Regia di Matthew Warchus vedi scheda film
'Pride', diretto con qualche esitazione da Matthew Warchus, narra del sodalizio, all'inizio difficoltoso, ma poi sfociato in un sostanziale 'abbraccio' collettivo nella manifestazione finale, avvenuta nel 1984 tra il movimento LGSM (Lesbian and Gay Support the Miners) ed appunto i minatori vessati dal governo dell'allora Premier in gonnella Margareth 'fucking' Thatcher, come viene apostrofata in un momento del film, statista che guidò il paese dal 1979 al 1990, con provvedimenti molto controversi, che divisero parecchio l'opinione pubblica tanto in inghilterra quando negli addetti ai lavori in ogni parte del Mondo.
L'autore fatica non poco ad intessere l'elaborato mosaico di personaggi e tematiche affrontate: si va dai diritti e l'emancipazione degli omosessuali, passando tra le spinte libertarie, bilanciate dagli attacchi omofobi, fino ai primi casi di sieropositività, ai diritti dei lavoratori del settore industriale primario, rappresentati dai minatori, in particolare nel Galles del Sud (molto interessante sentire le diverse inflessioni della stessa lingua), fino ad un tentativo di dare uno sguardo d'insieme della società britannica di fronte a tutti questi fatti, società la quale è parsa a dir poco colta di sorpresa.
Warchus opta per un registro leggero - il film si può definire una commedia drammatica o dramedy come si usa dire oggi - tentando la carta del film à la Ken Loach privo però delle sue proverbiali rabbia e spigliatezza narrativa, toccando tutti i temi elencati ma non riuscendo a delinearli bene e collegarli tra loro per un quadro omogeneo della situazione. Piuttosto impacciata ritengo la parte con gli accenni alla sieropositività, tema questo molto ben sviluppato ad esempio in tanto cinema americano a partire dagli anni '90 - 'Che mi dici di Willy?' fino al recente 'Dallas Buyers Club', film di tutt'altro spessore - qui trattata con una toccata e fuga e poi ripresa con le didascalie nel finale e schematica la contrapposizione tra minatori diciamo così, se mi si passa il termine, 'progressisti', che accolgono con simpatia e affetto i membri del LGSM, e gli altri, 'conservatori', che li vedono come il fumo negli occhi.

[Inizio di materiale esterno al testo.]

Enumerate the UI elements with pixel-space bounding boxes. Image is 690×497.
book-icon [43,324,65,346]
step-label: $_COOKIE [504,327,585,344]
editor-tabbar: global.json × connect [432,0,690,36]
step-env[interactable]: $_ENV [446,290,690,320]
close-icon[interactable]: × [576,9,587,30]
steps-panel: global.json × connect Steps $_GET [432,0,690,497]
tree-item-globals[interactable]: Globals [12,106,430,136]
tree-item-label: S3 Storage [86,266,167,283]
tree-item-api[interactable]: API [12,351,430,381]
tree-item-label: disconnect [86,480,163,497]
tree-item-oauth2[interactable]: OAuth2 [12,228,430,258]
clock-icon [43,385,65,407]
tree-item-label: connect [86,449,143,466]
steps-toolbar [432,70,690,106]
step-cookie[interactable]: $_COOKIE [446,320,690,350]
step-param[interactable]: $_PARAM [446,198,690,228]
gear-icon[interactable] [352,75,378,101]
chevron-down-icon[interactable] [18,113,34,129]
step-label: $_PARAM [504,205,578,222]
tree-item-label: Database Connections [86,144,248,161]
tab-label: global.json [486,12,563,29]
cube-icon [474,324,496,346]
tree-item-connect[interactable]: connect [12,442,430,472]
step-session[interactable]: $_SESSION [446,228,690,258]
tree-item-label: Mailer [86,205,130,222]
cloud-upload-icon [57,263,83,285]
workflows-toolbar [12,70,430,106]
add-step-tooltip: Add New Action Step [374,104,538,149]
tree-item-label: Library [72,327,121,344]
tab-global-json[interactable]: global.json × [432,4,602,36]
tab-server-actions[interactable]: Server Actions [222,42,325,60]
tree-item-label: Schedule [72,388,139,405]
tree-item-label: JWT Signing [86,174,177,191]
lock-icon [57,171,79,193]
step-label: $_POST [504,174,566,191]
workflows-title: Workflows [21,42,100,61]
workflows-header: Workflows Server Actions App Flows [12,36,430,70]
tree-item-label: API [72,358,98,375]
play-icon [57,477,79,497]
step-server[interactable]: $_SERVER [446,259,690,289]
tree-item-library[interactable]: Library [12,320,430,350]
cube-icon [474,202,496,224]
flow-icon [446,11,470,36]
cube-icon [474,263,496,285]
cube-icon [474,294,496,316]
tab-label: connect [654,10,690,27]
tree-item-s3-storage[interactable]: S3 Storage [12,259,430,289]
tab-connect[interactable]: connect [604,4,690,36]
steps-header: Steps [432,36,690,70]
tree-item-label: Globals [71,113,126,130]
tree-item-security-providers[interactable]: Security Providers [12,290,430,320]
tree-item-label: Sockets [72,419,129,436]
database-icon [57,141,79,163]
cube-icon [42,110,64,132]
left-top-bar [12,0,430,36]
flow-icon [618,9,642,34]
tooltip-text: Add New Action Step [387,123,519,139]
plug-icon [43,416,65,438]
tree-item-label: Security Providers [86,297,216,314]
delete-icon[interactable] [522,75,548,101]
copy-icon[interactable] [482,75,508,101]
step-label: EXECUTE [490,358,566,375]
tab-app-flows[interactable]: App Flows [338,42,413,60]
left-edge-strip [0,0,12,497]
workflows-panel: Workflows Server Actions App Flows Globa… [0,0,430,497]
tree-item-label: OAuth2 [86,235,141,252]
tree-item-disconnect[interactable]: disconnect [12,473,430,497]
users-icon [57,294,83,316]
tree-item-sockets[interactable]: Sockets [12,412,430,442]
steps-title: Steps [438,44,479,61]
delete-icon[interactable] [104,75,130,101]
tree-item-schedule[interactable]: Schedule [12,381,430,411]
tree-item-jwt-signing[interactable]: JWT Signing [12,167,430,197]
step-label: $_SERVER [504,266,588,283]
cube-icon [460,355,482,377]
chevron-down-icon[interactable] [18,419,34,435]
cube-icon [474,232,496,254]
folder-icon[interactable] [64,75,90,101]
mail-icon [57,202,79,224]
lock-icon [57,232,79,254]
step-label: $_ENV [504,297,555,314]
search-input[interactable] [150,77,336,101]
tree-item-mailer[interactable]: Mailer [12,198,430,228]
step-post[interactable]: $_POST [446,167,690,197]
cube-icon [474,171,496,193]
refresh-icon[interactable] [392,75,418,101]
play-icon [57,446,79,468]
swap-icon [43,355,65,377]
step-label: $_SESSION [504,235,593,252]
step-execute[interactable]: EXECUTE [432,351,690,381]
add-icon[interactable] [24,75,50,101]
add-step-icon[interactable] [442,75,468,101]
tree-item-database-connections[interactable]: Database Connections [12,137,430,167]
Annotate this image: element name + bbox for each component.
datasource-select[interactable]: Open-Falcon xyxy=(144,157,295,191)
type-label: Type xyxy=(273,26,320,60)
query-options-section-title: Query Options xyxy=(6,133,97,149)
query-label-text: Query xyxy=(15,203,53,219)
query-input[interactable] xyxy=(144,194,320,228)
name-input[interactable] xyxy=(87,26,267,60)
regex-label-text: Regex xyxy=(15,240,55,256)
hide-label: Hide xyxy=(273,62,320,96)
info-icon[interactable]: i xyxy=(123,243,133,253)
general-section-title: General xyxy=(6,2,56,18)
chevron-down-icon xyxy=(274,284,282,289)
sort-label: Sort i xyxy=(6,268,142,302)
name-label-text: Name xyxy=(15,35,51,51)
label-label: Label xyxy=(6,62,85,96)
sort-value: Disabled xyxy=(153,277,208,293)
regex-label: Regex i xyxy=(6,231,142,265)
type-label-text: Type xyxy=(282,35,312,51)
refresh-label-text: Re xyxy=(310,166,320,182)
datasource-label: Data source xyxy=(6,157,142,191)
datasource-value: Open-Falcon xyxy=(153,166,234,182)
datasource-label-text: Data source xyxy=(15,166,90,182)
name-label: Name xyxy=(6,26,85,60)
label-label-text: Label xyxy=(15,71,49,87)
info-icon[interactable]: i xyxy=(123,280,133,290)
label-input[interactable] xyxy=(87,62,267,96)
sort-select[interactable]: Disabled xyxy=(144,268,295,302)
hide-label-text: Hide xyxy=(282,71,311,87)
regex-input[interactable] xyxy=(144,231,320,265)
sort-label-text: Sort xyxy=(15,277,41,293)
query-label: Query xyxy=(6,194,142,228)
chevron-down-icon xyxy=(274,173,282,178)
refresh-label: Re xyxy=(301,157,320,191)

Come invece capita in gran parte del cinema british, di alto livello il cast, che fa della coralità il suo punto di forza, con ottime interpretazioni sia tra i volti più conosciuti, con i veterani Bill Nighy e Imelda Staunton sugli scudi, sia tra quelli meno noti, dove vale la pena ricordare Ben Schnetzer (Mark Ashton, leader del movimento morto di AIDS), George Mckay (Joe), Faye Marsay (Steph) e Jessica Gunning (Sian James, donna gallese poi diventata membro del Parlamento).
Notevole la colonna sonora, con tanti classici dell'epoca in cui è ambientato il film, e, a naso, 'temibile' la versione doppiata, dove si ha la sensazione che gran parte delle inflessioni linguistiche vadano perdute.
Voto: 6 (v.o.s.).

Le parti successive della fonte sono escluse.